PMG FILE PHOTO - U.S. Sen. Jeff Merkley, D-Ore., at Pamplin Media Group in 2019. Merkley joined all 50 Democrats, plus the tie-breaking vote by Vice President Kamala Harris, on an Aug. 7 vote to pass a budget reconciliation measure that includes tax incentives for carbon-reduced energy, extends subsidies for individual insurance premiums under the Affordable Care Act, and set a new minimum tax on corporations. The bill (HR 5376) goes back to the U.S. House for action scheduled Aug. 12."Today is a big day for America. For the first time, the U.S. Senate has passed major legislation to remake our energy system — and to do so while also lowering health care costs and creating good-paying, family-wage jobs, all paid for by ensuring billionaires and big corporations pay their fair share in taxes.

"We're taking on Big Pharma to lower drug prices. This bill starts the process of negotiating prescription drug prices and caps out-of-pocket costs for prescriptions at $2,000 a year for seniors on Medicare. Additionally, it helps middle class families get affordable insurance coverage by extending key tax credits and preventing big cost increases that would have hit families this fall. This bill is a big win for affordable health care, and we need to keep building on it. American taxpayers contribute more than the citizens of any other nation in the world to research and development of drugs. They deserve the best prices in the world, not the worst.

"We're going to transition to clean energy and create high-quality union jobs while we do it. Year after year, I've seen my home state of Oregon and other states across the West decimated by mega wildfires and record droughts. In other parts of the country, we've seen superstorms, sea rise and unprecedented flooding. Climate chaos is here, and we have to act now to save lives and livelihoods from catastrophe. This bill is the most significant piece of climate legislation ever passed through the U.S. Senate and finally puts us on a path to transition to clean and renewable energy. What's more, this bill borrows from the strategy I laid out in my Good Jobs for 21st Century Energy Act to juice the creation of good, family-wage jobs as we're transitioning to a greener future. This bill is a huge investment in a Made in America, union future for renewable energy in the United States. The bill is not perfect, and I particularly regret parts of it that encourage more climate-killing oil and gas infrastructure and that leave frontline communities vulnerable to the ensuing impacts. But overall, the bill does a lot to drive a fast transition from fossil to renewable energy, and that is a massive stride in the right direction.
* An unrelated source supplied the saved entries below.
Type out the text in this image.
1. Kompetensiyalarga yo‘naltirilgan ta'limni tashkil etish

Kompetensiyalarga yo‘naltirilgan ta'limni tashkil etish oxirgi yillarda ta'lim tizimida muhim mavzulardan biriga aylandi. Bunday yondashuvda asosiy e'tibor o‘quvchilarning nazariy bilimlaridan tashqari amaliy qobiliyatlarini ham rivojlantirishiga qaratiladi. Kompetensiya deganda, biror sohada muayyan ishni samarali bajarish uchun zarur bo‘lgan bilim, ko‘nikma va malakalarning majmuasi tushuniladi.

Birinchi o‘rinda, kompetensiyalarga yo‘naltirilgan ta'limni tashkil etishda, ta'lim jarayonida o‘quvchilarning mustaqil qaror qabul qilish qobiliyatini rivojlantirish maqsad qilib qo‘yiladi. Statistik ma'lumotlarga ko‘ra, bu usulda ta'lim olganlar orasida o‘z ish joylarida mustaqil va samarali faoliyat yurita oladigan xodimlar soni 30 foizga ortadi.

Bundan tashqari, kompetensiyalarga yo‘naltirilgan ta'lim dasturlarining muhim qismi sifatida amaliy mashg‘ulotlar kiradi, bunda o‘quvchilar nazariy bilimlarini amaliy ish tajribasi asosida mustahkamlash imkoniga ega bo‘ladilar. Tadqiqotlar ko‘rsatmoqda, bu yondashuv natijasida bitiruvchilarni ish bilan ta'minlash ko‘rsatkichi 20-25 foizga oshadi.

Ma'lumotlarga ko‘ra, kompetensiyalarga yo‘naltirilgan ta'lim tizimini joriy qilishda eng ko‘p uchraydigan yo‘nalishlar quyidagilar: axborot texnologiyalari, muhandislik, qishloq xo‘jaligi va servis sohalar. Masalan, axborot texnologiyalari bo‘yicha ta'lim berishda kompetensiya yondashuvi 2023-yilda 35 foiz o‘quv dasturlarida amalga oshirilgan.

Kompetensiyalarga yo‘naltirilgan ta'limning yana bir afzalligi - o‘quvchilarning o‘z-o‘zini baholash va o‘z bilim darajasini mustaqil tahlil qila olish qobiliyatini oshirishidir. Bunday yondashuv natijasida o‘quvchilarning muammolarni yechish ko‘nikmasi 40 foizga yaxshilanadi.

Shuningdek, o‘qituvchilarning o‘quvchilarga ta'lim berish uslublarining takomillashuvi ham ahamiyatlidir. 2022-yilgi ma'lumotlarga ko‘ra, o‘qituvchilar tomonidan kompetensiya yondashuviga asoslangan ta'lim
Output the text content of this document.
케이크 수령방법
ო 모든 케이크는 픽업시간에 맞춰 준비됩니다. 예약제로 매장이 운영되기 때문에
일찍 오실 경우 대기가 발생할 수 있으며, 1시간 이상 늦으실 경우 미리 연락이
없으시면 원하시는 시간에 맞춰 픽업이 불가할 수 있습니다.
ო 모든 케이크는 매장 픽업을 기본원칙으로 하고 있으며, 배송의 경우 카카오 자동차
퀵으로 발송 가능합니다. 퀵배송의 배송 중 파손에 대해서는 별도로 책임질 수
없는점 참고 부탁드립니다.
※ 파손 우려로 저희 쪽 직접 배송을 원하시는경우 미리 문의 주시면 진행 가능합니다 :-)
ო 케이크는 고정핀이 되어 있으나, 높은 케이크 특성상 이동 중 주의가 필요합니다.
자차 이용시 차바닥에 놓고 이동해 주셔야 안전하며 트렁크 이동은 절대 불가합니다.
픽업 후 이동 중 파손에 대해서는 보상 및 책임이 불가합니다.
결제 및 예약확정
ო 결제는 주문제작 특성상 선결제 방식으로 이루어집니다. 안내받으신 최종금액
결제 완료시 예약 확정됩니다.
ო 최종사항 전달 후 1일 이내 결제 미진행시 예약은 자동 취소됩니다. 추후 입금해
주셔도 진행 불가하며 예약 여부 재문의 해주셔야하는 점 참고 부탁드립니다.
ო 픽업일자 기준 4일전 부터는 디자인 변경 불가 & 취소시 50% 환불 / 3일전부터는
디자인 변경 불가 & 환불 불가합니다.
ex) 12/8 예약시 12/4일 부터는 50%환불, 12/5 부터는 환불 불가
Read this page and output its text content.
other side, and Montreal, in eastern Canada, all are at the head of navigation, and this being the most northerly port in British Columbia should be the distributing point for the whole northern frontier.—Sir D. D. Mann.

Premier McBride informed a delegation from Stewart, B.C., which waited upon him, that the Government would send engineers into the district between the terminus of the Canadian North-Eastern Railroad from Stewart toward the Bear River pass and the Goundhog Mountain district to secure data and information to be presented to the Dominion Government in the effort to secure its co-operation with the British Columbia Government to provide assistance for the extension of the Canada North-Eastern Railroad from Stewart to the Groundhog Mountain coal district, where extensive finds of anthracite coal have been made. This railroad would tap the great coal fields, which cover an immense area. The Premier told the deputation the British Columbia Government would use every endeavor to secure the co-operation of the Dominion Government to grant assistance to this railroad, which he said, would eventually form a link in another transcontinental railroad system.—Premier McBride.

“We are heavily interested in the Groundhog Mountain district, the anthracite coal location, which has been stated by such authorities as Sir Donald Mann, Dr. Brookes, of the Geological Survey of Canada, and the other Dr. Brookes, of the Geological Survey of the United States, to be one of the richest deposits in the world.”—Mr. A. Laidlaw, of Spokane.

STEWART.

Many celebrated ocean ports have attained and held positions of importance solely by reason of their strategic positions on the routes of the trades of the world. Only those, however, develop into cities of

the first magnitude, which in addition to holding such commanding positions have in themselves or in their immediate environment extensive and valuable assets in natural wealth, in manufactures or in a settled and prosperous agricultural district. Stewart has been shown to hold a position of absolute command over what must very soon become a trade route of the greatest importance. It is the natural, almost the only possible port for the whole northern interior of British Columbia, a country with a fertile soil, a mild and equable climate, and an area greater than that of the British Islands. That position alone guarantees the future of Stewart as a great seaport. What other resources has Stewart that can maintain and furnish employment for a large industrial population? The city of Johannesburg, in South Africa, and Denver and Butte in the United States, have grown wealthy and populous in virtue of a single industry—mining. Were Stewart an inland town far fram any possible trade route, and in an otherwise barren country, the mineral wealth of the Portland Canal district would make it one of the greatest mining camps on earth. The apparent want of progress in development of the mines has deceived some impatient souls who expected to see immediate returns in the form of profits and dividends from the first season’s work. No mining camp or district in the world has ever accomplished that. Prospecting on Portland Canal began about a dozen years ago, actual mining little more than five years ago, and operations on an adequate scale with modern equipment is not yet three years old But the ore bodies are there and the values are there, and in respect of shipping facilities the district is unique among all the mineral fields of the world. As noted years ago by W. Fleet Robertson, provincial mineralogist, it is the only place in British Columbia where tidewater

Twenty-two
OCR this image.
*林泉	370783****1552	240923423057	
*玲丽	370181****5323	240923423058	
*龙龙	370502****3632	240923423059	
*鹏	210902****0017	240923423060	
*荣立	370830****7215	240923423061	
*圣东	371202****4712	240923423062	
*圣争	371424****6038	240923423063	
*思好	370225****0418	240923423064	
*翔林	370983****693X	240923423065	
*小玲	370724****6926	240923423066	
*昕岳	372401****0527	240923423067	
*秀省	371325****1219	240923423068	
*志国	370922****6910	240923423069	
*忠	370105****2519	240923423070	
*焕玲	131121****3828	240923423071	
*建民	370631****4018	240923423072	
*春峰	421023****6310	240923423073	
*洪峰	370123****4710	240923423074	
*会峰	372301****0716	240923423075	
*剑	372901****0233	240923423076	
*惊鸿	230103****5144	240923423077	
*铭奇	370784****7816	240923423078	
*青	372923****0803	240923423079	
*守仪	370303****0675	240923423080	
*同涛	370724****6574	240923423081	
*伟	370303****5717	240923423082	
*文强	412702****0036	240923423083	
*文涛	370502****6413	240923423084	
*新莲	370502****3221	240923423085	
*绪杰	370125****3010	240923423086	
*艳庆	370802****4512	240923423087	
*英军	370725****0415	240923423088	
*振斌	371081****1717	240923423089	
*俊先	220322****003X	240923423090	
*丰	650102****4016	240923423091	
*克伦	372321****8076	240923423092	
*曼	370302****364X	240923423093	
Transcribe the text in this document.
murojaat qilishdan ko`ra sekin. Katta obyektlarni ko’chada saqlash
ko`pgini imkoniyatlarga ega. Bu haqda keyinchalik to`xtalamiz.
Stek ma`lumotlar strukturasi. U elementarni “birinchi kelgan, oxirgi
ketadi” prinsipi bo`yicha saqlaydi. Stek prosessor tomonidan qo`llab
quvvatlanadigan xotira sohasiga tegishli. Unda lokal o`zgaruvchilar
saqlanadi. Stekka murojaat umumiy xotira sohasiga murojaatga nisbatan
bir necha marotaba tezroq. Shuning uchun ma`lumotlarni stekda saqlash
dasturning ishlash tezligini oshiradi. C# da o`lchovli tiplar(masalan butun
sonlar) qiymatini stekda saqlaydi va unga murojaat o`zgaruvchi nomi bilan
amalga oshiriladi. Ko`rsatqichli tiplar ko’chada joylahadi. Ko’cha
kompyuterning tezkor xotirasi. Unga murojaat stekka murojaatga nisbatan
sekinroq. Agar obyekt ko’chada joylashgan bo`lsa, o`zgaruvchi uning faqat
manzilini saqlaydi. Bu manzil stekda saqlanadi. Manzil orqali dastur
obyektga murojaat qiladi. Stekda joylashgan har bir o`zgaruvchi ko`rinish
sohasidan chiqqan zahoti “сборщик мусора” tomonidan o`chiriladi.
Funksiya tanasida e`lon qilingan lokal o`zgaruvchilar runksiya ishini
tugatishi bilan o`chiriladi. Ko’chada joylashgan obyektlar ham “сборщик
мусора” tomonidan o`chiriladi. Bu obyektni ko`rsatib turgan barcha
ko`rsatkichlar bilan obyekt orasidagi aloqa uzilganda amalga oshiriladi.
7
"We're taking on big corporations to finally deliver tax fairness for working Americans. Many huge corporations like Amazon pay little to no federal taxes. That's outrageous. It's time for big corporations who've benefited from Americans' investments in education, infrastructure, research and so much more to pay their fair share. The 15% minimum corporate tax in the Inflation Reduction Act stops big corporations from exploiting loopholes to evade taxes, and it taxes stock buybacks to incentivize companies to invest in workers and expansion — not just lining the pockets of CEOs and shareholders. This means that we can pay for historic climate investments without raising taxes by a single dime on working Americans — and to do it all while reducing the deficit by $300 billion to help bring down inflation. This is economic justice for real American families who are suffering.

"It's been a long road to get here — and our work most certainly doesn't stop here. But today, Senate Democrats have delivered in a big way for the American people. In future years, I hope that we will be able to look back and see today's vote as a major inflection point on climate action, both here in the United States and globally. Let's keep moving forward and build on this work by putting our country on an emergency footing to combat the climate crisis — and let's keep working to bring costs down for consumers, put workers over big corporations and deliver a better future for all."

— Peter Wong

NOTE: This is posted separately from a story based on a Monday, Aug. 8, press event by U.S. Sen. Ron Wyden from his home in Southeast Portland.